The home ministry, responsible for tackling cybercrime, informed the judge that registration information “should be readily (made) available” for investigative purposes.
This position aligns with Modi’s ongoing disputes with major global tech firms in recent years, as New Delhi has criticized companies like Meta, X, Google, and Telegram—and even pursued legal action against some—for inadequate content policing relating to national interests.
In cases like McDonald’s, the company sought action against 110 websites such as mcdonaldsfranchiseindia.com, some of which improperly utilized its Golden Arches logo to sell fake franchises for substantial amounts.
Following the blocking of these sites, GoDaddy has noted that the court’s additional prohibition on offering alphanumeric variations of a trademark once it is secured—like McDonald’s—may act as “blanket injunctions” that are challenging to enforce.
GoDaddy stated that the term “McDonald” has Scottish roots and means “son of the world ruler,” arguing that prohibiting its use would effectively “confer a monopoly” on a commonly used name with significant linguistic and historical value.
Research indicated by Reuters revealed that domains like mcdonalds-india-franchise.com were still available for registration on GoDaddy India for approximately $10.

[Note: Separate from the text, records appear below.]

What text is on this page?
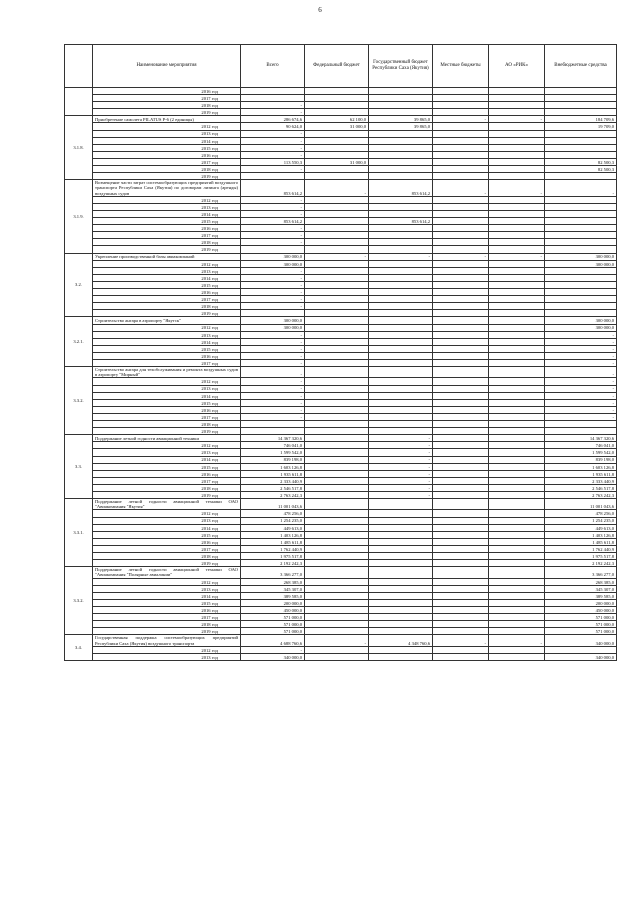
6
	Наименование мероприятия	Всего	Федеральный бюджет	Государственный бюджет Республики Саха (Якутия)	Местные бюджеты	АО «РИК»	Внебюджетные средства
	2016 год						
	2017 год						
	2018 год	-					
	2019 год	-					
3.1.8.	Приобретение самолета PILATUS P-6 (2 единицы)	286 674,6	62 100,0	39 865,0	-	-	184 709,6
	2012 год	90 624,0	31 000,0	39 865,0			19 709,0
	2013 год	-					
	2014 год	-					
	2015 год	-					
	2016 год	-					
	2017 год	113 550,3	31 000,0				82 500,3
	2018 год	-					82 500,3
	2019 год						
3.1.9.	Возмещение части затрат системообразующих предприятий воздушного транспорта Республики Саха (Якутия) по договорам лизинга (аренды) воздушных судов	853 614,2	-	853 614,2	-	-	-
	2012 год	-					
	2013 год	-					
	2014 год	-					
	2015 год	853 614,2		853 614,2			
	2016 год	-					
	2017 год	-					
	2018 год	-					
	2019 год						
3.2.	Укрепление производственной базы авиакомпаний	300 000,0	-	-	-	-	300 000,0
	2012 год	300 000,0					300 000,0
	2013 год	-					
	2014 год	-					
	2015 год	-					
	2016 год	-					
	2017 год	-					
	2018 год	-					
	2019 год						
3.2.1.	Строительство ангара в аэропорту "Якутск"	300 000,0					300 000,0
	2012 год	300 000,0					300 000,0
	2013 год	-					-
	2014 год	-					-
	2015 год	-					-
	2016 год	-					-
	2017 год	-					-
3.3.2.	Строительство ангара для техобслуживания и ремонта воздушных судов в аэропорту "Мирный"	-					-
	2012 год	-					-
	2013 год	-					-
	2014 год	-					-
	2015 год	-					-
	2016 год	-					-
	2017 год	-					-
	2018 год						
	2019 год						
3.3.	Поддержание летной годности авиационной техники	14 367 320,6		-			14 367 320,6
	2012 год	746 041,0		-			746 041,0
	2013 год	1 599 542,0		-			1 599 542,0
	2014 год	839 198,0		-			839 198,0
	2015 год	1 603 126,8		-			1 603 126,8
	2016 год	1 935 611,8		-			1 935 611,8
	2017 год	2 333 440,9		-			2 333 440,9
	2018 год	2 546 517,8		-			2 546 517,8
	2019 год	2 763 242,3		-			2 763 242,3
3.3.1.	Поддержание летной годности авиационной техники ОАО "Авиакомпания "Якутия"	11 001 043,6					11 001 043,6
	2012 год	478 256,0					478 256,0
	2013 год	1 254 235,0					1 254 235,0
	2014 год	449 613,0					449 613,0
	2015 год	1 403 126,8					1 403 126,8
	2016 год	1 485 611,8					1 485 611,8
	2017 год	1 762 440,9					1 762 440,9
	2018 год	1 975 517,8					1 975 517,8
	2019 год	2 192 242,3					2 192 242,3
3.3.2.	Поддержание летной годности авиационной техники ОАО "Авиакомпания "Полярные авиалинии"	3 366 277,0					3 366 277,0
	2012 год	268 385,0					268 385,0
	2013 год	345 307,0					345 307,0
	2014 год	389 585,0					389 585,0
	2015 год	200 000,0					200 000,0
	2016 год	450 000,0					450 000,0
	2017 год	571 000,0					571 000,0
	2018 год	571 000,0					571 000,0
	2019 год	571 000,0					571 000,0
3.4.	Государственная поддержка системообразующих предприятий Республики Саха (Якутия) воздушного транспорта	4 688 760,6	-	4 348 760,6	-	-	340 000,0
	2012 год	-					
	2013 год	340 000,0					340 000,0
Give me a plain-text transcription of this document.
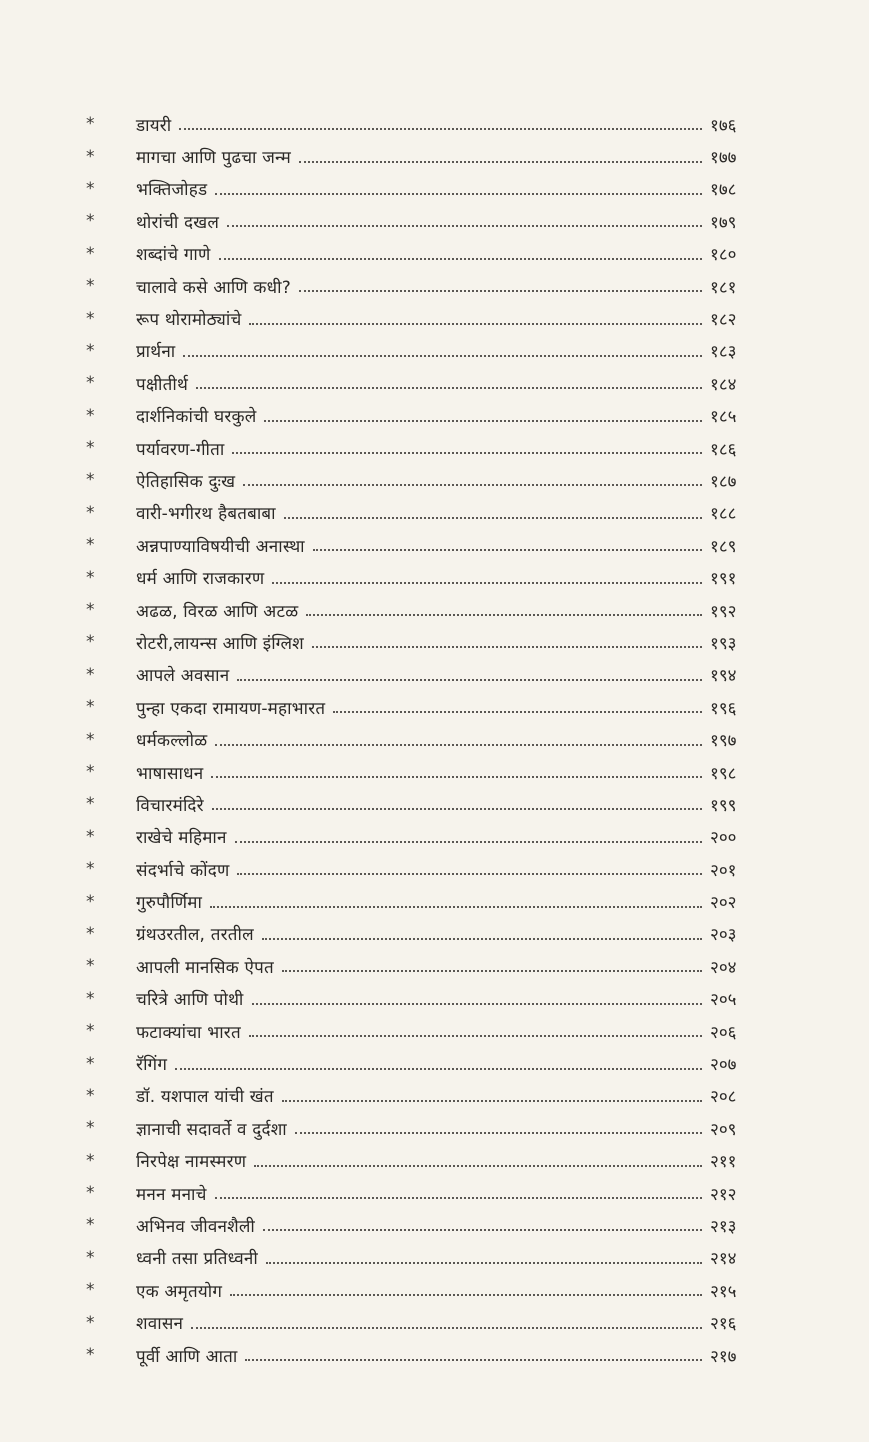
*	डायरी	१७६
*	मागचा आणि पुढचा जन्म	१७७
*	भक्तिजोहड	१७८
*	थोरांची दखल	१७९
*	शब्दांचे गाणे	१८०
*	चालावे कसे आणि कधी?	१८१
*	रूप थोरामोठ्यांचे	१८२
*	प्रार्थना	१८३
*	पक्षीतीर्थ	१८४
*	दार्शनिकांची घरकुले	१८५
*	पर्यावरण-गीता	१८६
*	ऐतिहासिक दुःख	१८७
*	वारी-भगीरथ हैबतबाबा	१८८
*	अन्नपाण्याविषयीची अनास्था	१८९
*	धर्म आणि राजकारण	१९१
*	अढळ, विरळ आणि अटळ	१९२
*	रोटरी,लायन्स आणि इंग्लिश	१९३
*	आपले अवसान	१९४
*	पुन्हा एकदा रामायण-महाभारत	१९६
*	धर्मकल्लोळ	१९७
*	भाषासाधन	१९८
*	विचारमंदिरे	१९९
*	राखेचे महिमान	२००
*	संदर्भाचे कोंदण	२०१
*	गुरुपौर्णिमा	२०२
*	ग्रंथउरतील, तरतील	२०३
*	आपली मानसिक ऐपत	२०४
*	चरित्रे आणि पोथी	२०५
*	फटाक्यांचा भारत	२०६
*	रॅगिंग	२०७
*	डॉ. यशपाल यांची खंत	२०८
*	ज्ञानाची सदावर्ते व दुर्दशा	२०९
*	निरपेक्ष नामस्मरण	२११
*	मनन मनाचे	२१२
*	अभिनव जीवनशैली	२१३
*	ध्वनी तसा प्रतिध्वनी	२१४
*	एक अमृतयोग	२१५
*	शवासन	२१६
*	पूर्वी आणि आता	२१७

Furthermore, the US corporation provided research sourced from Merriam-Webster to contend that safeguarding variations of a protected trademark such as “HUL”—Unilever’s subsidiary in India—could overlap with 118 English words containing those letters, including “hulk” and “moghul.”
According to GoDaddy, it is “virtually impossible to register a domain name that contains an English word without overlapping with a registered trademark.”
The judges are set to hear the appeals on July 16.